If they do, they'll be disappointed on the sensationalism angle but otherwise pleasantly surprised. Echoing the structure of De Sica's neo-realist classic "The Bicycle Thief"--where we follow the workman Ricci on a search for his stolen bicycle that leads to encounters with various poor and workingclass characters in '40s Rome--Panahi's film takes place in the streets of a big city. The crucial element in the story, which features a revolving door of colorful characters, is its 7-year-old heroine, Razieh, played by Aida Mohammakhani. On screen in virtually every frame, Mohammakhani gives an astonishingly nuanced performance that's been hailed as "one of the greatest child performances in film history" by Hollywood Reporter critic Frank Scheck.

In an interview with journalist Jean Pierre Limosin last year at the Tehran Film Festival, Panahi said, "I knew immediately Aida could play this character, yet on the second day of shooting I decided to test her. I forbade her to do something and made it impossible for her not to do it, then I scolded her and she started to cry. I said to her, 'See how easy it is for me to make you cry?' But I don't want to do it that way because it makes you unhappy, and I want us to have another kind of relationship.

"I suggest we look into each other's eyes every time you have to cry in the film, and when I start to cry, you cry. She didn't believe it would work, but the first few times we looked at each other we cried together, and then she cried alone," adds Panahi, who refused to tell Mohammakhani the story of "The White Balloon" to preserve an element of spontaneity and surprise in her performance.

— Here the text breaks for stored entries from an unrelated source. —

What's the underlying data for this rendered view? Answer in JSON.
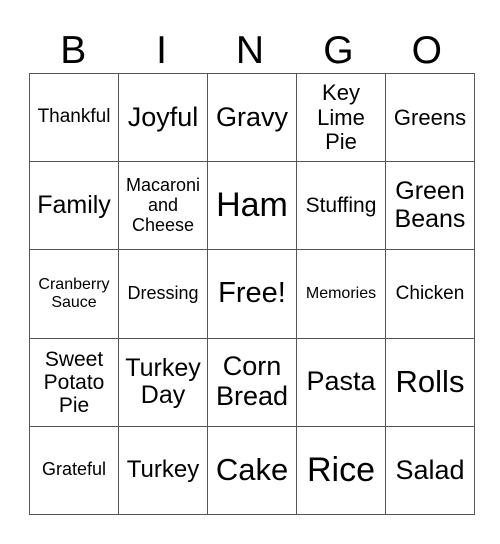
{
  "header": {
    "letters": [
      "B",
      "I",
      "N",
      "G",
      "O"
    ]
  },
  "board": {
    "rows": [
      [
        "Thankful",
        "Joyful",
        "Gravy",
        "Key Lime Pie",
        "Greens"
      ],
      [
        "Family",
        "Macaroni and Cheese",
        "Ham",
        "Stuffing",
        "Green Beans"
      ],
      [
        "Cranberry Sauce",
        "Dressing",
        "Free!",
        "Memories",
        "Chicken"
      ],
      [
        "Sweet Potato Pie",
        "Turkey Day",
        "Corn Bread",
        "Pasta",
        "Rolls"
      ],
      [
        "Grateful",
        "Turkey",
        "Cake",
        "Rice",
        "Salad"
      ]
    ],
    "lines": {
      "r0c3": [
        "Key",
        "Lime",
        "Pie"
      ],
      "r1c1": [
        "Macaroni",
        "and",
        "Cheese"
      ],
      "r1c4": [
        "Green",
        "Beans"
      ],
      "r2c0": [
        "Cranberry",
        "Sauce"
      ],
      "r3c0": [
        "Sweet",
        "Potato",
        "Pie"
      ],
      "r3c1": [
        "Turkey",
        "Day"
      ],
      "r3c2": [
        "Corn",
        "Bread"
      ]
    }
  },
  "colors": {
    "grid_line": "#555555",
    "text": "#000000",
    "background": "#ffffff"
  }
}
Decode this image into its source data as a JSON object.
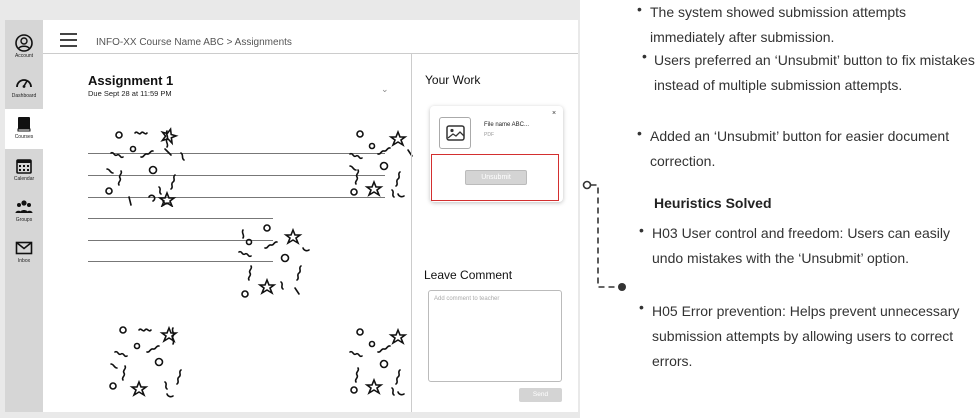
{
  "sidebar": {
    "items": [
      {
        "label": "Account",
        "icon": "account-icon"
      },
      {
        "label": "Dashboard",
        "icon": "dashboard-icon"
      },
      {
        "label": "Courses",
        "icon": "courses-icon",
        "active": true
      },
      {
        "label": "Calendar",
        "icon": "calendar-icon"
      },
      {
        "label": "Groups",
        "icon": "groups-icon"
      },
      {
        "label": "Inbox",
        "icon": "inbox-icon"
      }
    ]
  },
  "header": {
    "breadcrumb": "INFO-XX Course Name ABC > Assignments"
  },
  "assignment": {
    "title": "Assignment 1",
    "due": "Due Sept 28 at 11:59 PM"
  },
  "your_work": {
    "title": "Your Work",
    "file_name": "File name ABC...",
    "file_type": "PDF",
    "close_label": "×",
    "unsubmit_label": "Unsubmit"
  },
  "leave_comment": {
    "title": "Leave Comment",
    "placeholder": "Add comment to teacher",
    "send_label": "Send"
  },
  "notes": {
    "bullets_top": [
      "The system showed submission attempts immediately after submission.",
      "Users preferred an ‘Unsubmit’ button to fix mistakes instead of multiple submission attempts.",
      "Added an ‘Unsubmit’ button for easier document correction."
    ],
    "heuristics_title": "Heuristics Solved",
    "heuristics": [
      "H03 User control and freedom: Users can easily undo mistakes with the ‘Unsubmit’ option.",
      "H05 Error prevention: Helps prevent unnecessary submission attempts by allowing users to correct errors."
    ]
  },
  "colors": {
    "highlight": "#d32f2f",
    "sidebar": "#d6d6d6",
    "frame": "#e9e9e9"
  }
}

After earning a degree in film directing in 1989 from Iran's College of Cinema and Television, Panahi completed three documentaries and two short films before making his first feature. His career is off to a big start, but on winning the Camera d'Or and the International Critics' Prize last year at Cannes, his humble response was: "When I next stand behind the camera I want to work as sincerely as before, and pray I retain the same student mentality." Panahi chooses his words carefully, as being a filmmaker in Iran is a tricky business.

Begun approximately 60 years ago, the Iranian film industry spent several decades churning out films targeted strictly for local audiences. In the mid-'60s, "modern" films accessible to non-Iranian audiences began to appear, and at that point the industry started to grow rapidly. Every film, however, was subject to the approval of the Shah, who favored cheap melodramas and action flicks and tended to ban anything with a trace of social criticism in it. When the Shah and his pro-Western regime came crashing down in the revolution of 1979, the Iranian film industry traded in its old problems for a set of new ones.